Parents in the United States generally are not as happy as those who aren’t parents. Not only that, the U.S. has the largest “happiness gap” among parents compared to nonparents in 22 industrialized countries, according to a report by researchers at Baylor University, the University of Texas at Austin and Wake Forest University. The report — prepared for the Council on Contemporary Families housed at the University of Texas at Austin — poses the question: “Why?” The answer: The relative lack of workplace “packages” of policies such as paid sick time, paid vacation, flexible work hours and paid maternal or parental leave, said co-researcher Matthew Andersson, Ph.D., assistant professor of sociology at Baylor University and formerly a researcher at Yale University’s Center for Research on Inequalities and the Life Course.
“The United States, without any standard paid leave available to mothers or parents — or any standard vacation or sick leave to support raising a dependent child — falls strikingly behind all the other countries we examined in terms of providing for parents’ happiness and overall well-being,” he said.
In countries in which such policies are mandated by the government or industry, a smaller gap exists between parents and non-parents. “In fact, in those places, parents might be slightly happier,” Andersson said.
The research, funded with the support of the National Science Foundation and to be published in the American Journal of Sociology in September, examined comparative data from the United States, European countries, Australia, Russia and New Zealand, which was gathered from the International Social Surveys and the European Social Surveys.

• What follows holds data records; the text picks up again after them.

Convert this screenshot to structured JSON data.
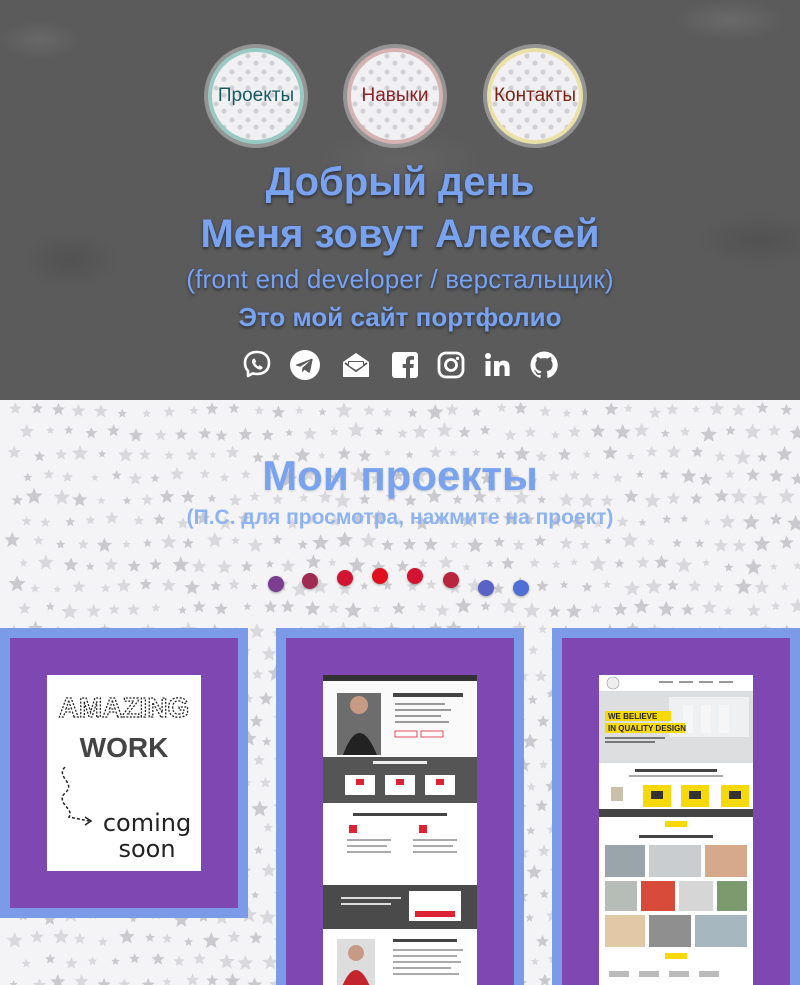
{
  "nav": {
    "projects": "Проекты",
    "skills": "Навыки",
    "contacts": "Контакты"
  },
  "hero": {
    "greeting": "Добрый день",
    "name_line": "Меня зовут Алексей",
    "role": "(front end developer / верстальщик)",
    "site": "Это мой сайт портфолио"
  },
  "socials": [
    "viber-icon",
    "telegram-icon",
    "mail-icon",
    "facebook-icon",
    "instagram-icon",
    "linkedin-icon",
    "github-icon"
  ],
  "projects": {
    "title": "Мои проекты",
    "subtitle": "(П.С. для просмотра, нажмите на проект)",
    "dot_colors": [
      "#7a3d8f",
      "#a02a52",
      "#d21432",
      "#e0101e",
      "#d21432",
      "#b8263e",
      "#5a63c4",
      "#4f6fd6"
    ],
    "cards": [
      {
        "preview": "AMAZING WORK coming soon",
        "line1": "AMAZING",
        "line2": "WORK",
        "line3": "coming",
        "line4": "soon"
      },
      {
        "preview": "landing-page-screenshot"
      },
      {
        "preview": "quality-design-screenshot",
        "banner1": "WE BELIEVE",
        "banner2": "IN QUALITY DESIGN"
      }
    ]
  },
  "colors": {
    "accent": "#7aa3ef",
    "card_border": "#7b9be8",
    "card_bg": "#7e47b2",
    "hero_bg": "#5b5b5b"
  }
}
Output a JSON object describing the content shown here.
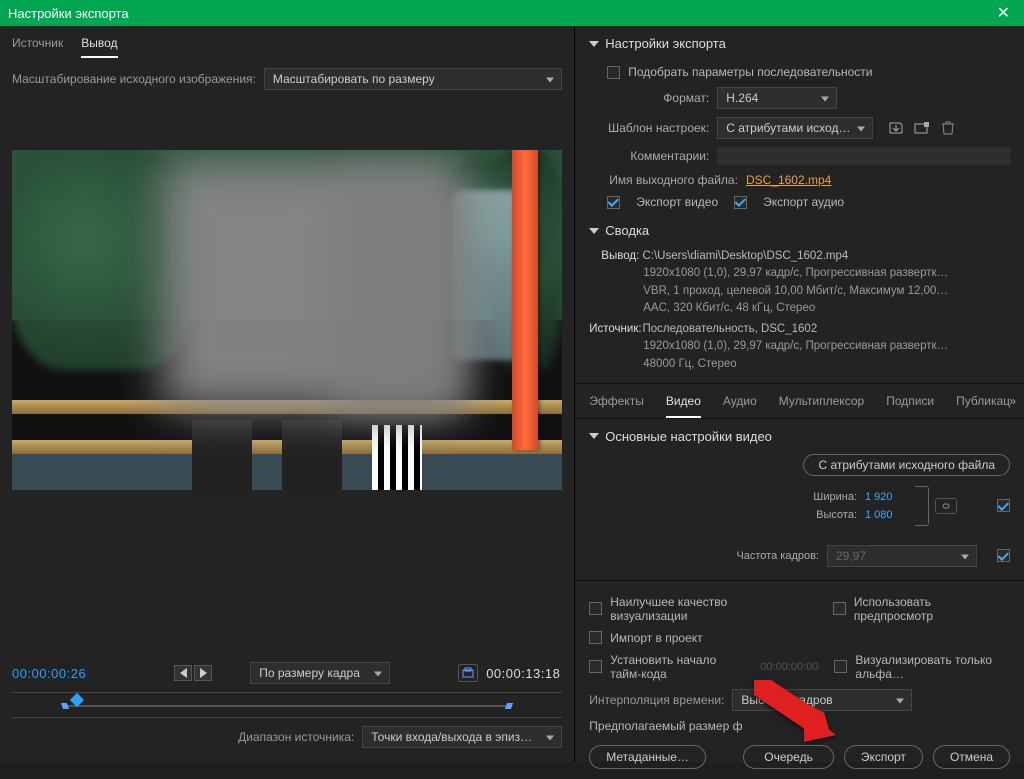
{
  "window": {
    "title": "Настройки экспорта",
    "close": "✕"
  },
  "left": {
    "tabs": {
      "source": "Источник",
      "output": "Вывод"
    },
    "scale_label": "Масштабирование исходного изображения:",
    "scale_value": "Масштабировать по размеру",
    "tc_in": "00:00:00:26",
    "tc_out": "00:00:13:18",
    "fit_label": "По размеру кадра",
    "range_label": "Диапазон источника:",
    "range_value": "Точки входа/выхода в эпиз…"
  },
  "export": {
    "header": "Настройки экспорта",
    "match_seq": "Подобрать параметры последовательности",
    "format_label": "Формат:",
    "format_value": "H.264",
    "preset_label": "Шаблон настроек:",
    "preset_value": "С атрибутами исход…",
    "comments_label": "Комментарии:",
    "outname_label": "Имя выходного файла:",
    "outname_value": "DSC_1602.mp4",
    "export_video": "Экспорт видео",
    "export_audio": "Экспорт аудио"
  },
  "summary": {
    "header": "Сводка",
    "out_label": "Вывод:",
    "out_line1": "C:\\Users\\diami\\Desktop\\DSC_1602.mp4",
    "out_line2": "1920x1080 (1,0), 29,97 кадр/с, Прогрессивная развертк…",
    "out_line3": "VBR, 1 проход, целевой 10,00 Мбит/с, Максимум 12,00…",
    "out_line4": "AAC, 320 Кбит/с, 48 кГц, Стерео",
    "src_label": "Источник:",
    "src_line1": "Последовательность, DSC_1602",
    "src_line2": "1920x1080 (1,0), 29,97 кадр/с, Прогрессивная развертк…",
    "src_line3": "48000 Гц, Стерео"
  },
  "rtabs": {
    "effects": "Эффекты",
    "video": "Видео",
    "audio": "Аудио",
    "mux": "Мультиплексор",
    "captions": "Подписи",
    "publish": "Публикац"
  },
  "video": {
    "header": "Основные настройки видео",
    "match_btn": "С атрибутами исходного файла",
    "width_label": "Ширина:",
    "width_value": "1 920",
    "height_label": "Высота:",
    "height_value": "1 080",
    "fps_label": "Частота кадров:",
    "fps_value": "29,97"
  },
  "bottom": {
    "max_quality": "Наилучшее качество визуализации",
    "use_preview": "Использовать предпросмотр",
    "import_project": "Импорт в проект",
    "set_timecode": "Установить начало тайм-кода",
    "timecode_ghost": "00:00:00:00",
    "render_alpha": "Визуализировать только альфа…",
    "interp_label": "Интерполяция времени:",
    "interp_value": "Выборка кадров",
    "est_size": "Предполагаемый размер ф",
    "metadata": "Метаданные…",
    "queue": "Очередь",
    "export": "Экспорт",
    "cancel": "Отмена"
  }
}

While some critics say that good family support policies come at the expense of non-parents, they actually improved happiness of everyone in the country, “with an extra happiness bonus for parents of minor children,” the report said.
The same was true of subsidized child care, which might be assumed to only benefit parents.
“Another striking finding was that giving money to parents in child allowances or monthly payments had less effect on parental happiness that giving them the tools — such as flexible work time — to combine employment with parenting,” the report said. Besides gathering policy information of the countries, researchers took into account each country’s gross domestic product and fertility rate to ensure the findings did not simply reflect economic status.
Researchers tested a number of hypotheses, among them whether more unexpected births and larger families might be associated with parents being less happy than child-free people. But those factors were relatively unimportant, the study showed. The research also found that Americans are not generally an unhappy people. On a scale from 1 to 10, they hover in the 8 to 10 range, compared with, for example, France, where people tend to rate their levels from 5 to 7.